2 months end sentence, which is cumulative to the 5 year term imposed in 2008, is manifestly excessive.  It is important to appreciate the role of appellate courts in this area.   The ultimate test is whether the sentence imposed is manifestly excessive. Appellate courts must, and indeed will, discourage sentencing appeals which seize on one or two points of the sentencing methodology and subject those particular features to criticism (albeit justified).  This approach was referred to recently by the

Court of Appeal in Ripia v R[4]  which involved an attack on a 44 per cent uplift for

[4] Ripia v R [2011] NZCA 101.

previous convictions in a sentence for an unprovoked punch to the mouth.   The

Court of Appeal cogently said at [10]:

We do not agree there is a rule that should be laid down.  Section 9(1)(j) of the Sentencing Act 2002 says that previous convictions must be taken into account, having regard to their seriousness and their relevance to the present sentencing exercise.  The extent then to which such convictions are taken into account, and the manner in which they are taken into account, is a matter initially for the sentencing judge.  On appeal, an assessment of the judge’s evaluation will inevitably take place within the context of an inquiry into whether the final sentence is of an available type, and if so, whether it has been shown to be manifestly excessive.  No specific rules can or should be prescribed.

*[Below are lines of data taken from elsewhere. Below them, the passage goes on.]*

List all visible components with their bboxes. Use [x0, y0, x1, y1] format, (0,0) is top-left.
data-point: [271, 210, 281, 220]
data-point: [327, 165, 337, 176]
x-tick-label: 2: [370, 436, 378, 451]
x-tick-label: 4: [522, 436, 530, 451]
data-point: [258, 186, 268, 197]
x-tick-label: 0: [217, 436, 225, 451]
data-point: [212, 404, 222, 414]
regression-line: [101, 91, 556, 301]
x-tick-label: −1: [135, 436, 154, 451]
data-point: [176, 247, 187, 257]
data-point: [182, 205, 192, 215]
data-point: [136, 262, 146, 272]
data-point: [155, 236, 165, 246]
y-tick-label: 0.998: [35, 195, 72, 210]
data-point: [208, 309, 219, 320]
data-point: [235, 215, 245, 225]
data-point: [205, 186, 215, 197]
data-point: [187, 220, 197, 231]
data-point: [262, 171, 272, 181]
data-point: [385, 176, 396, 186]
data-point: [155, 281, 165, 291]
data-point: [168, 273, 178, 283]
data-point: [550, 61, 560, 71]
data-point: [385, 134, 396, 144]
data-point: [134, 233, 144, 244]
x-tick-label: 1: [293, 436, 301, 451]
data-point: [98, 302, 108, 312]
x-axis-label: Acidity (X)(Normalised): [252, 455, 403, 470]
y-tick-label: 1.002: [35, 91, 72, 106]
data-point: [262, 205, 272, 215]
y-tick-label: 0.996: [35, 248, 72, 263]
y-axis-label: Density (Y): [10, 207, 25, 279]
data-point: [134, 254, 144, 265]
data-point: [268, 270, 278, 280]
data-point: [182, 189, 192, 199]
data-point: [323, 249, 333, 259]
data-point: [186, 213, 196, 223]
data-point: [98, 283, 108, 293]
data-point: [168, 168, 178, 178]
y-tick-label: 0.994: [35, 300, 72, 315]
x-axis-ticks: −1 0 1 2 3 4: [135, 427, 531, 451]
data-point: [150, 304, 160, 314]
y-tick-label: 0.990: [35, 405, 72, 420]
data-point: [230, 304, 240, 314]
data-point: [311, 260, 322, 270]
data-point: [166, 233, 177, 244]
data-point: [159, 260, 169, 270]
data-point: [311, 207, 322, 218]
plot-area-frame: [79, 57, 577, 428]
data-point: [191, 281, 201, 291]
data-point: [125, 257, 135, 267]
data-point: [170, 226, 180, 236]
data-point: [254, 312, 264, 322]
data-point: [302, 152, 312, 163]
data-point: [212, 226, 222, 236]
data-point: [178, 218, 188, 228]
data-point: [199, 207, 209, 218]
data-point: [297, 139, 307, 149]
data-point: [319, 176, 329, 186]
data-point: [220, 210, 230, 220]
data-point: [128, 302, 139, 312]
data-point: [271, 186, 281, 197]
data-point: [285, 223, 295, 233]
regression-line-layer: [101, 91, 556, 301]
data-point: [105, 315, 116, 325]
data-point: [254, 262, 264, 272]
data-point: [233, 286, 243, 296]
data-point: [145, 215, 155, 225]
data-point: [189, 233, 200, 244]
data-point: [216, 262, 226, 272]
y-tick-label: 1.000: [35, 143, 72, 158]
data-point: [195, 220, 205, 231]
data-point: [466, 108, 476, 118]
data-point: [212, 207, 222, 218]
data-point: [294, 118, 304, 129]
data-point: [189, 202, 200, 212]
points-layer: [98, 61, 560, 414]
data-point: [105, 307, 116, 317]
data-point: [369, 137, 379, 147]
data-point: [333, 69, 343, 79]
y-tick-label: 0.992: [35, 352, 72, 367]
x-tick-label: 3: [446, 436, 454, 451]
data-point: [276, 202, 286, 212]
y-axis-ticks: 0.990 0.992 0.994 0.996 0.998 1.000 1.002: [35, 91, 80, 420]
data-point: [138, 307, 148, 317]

[20]     I myself, following precisely Judge Phillips methodology (assuming I agreed with it), would without difficulty have ended up with an end sentence of 1 year 11 months or 2 years.  But it is by no means clear I would have necessarily adopted the generous mitigating credits which the Judge made, or would have adopted his start point.   Had the Judge’s arithmetic been strictly correct he would probably have ended up with an end sentence in much the same area (26 months).  The assumption I am making there is that he would have given a 30 per cent discount across the board for all the mitigating features which he itemised.   Ms McHugh of course considers that he should have given a greater discount for that, being 25 per cent for the guilty plea, 10 per cent for remorse and good behaviour and another deduction to reflect totality.  On her calculations one would probably have ended up around 22 or

23 months.

[21]     Even accepting Ms McHugh’s calculations, however, I have, by a very short margin, reached the view that the end sentence of 2 years and 2 months, although with respect imperfectly arrived at, does not cross the threshold of being manifestly excessive.

[22]     For these reasons therefore this appeal will be dismissed.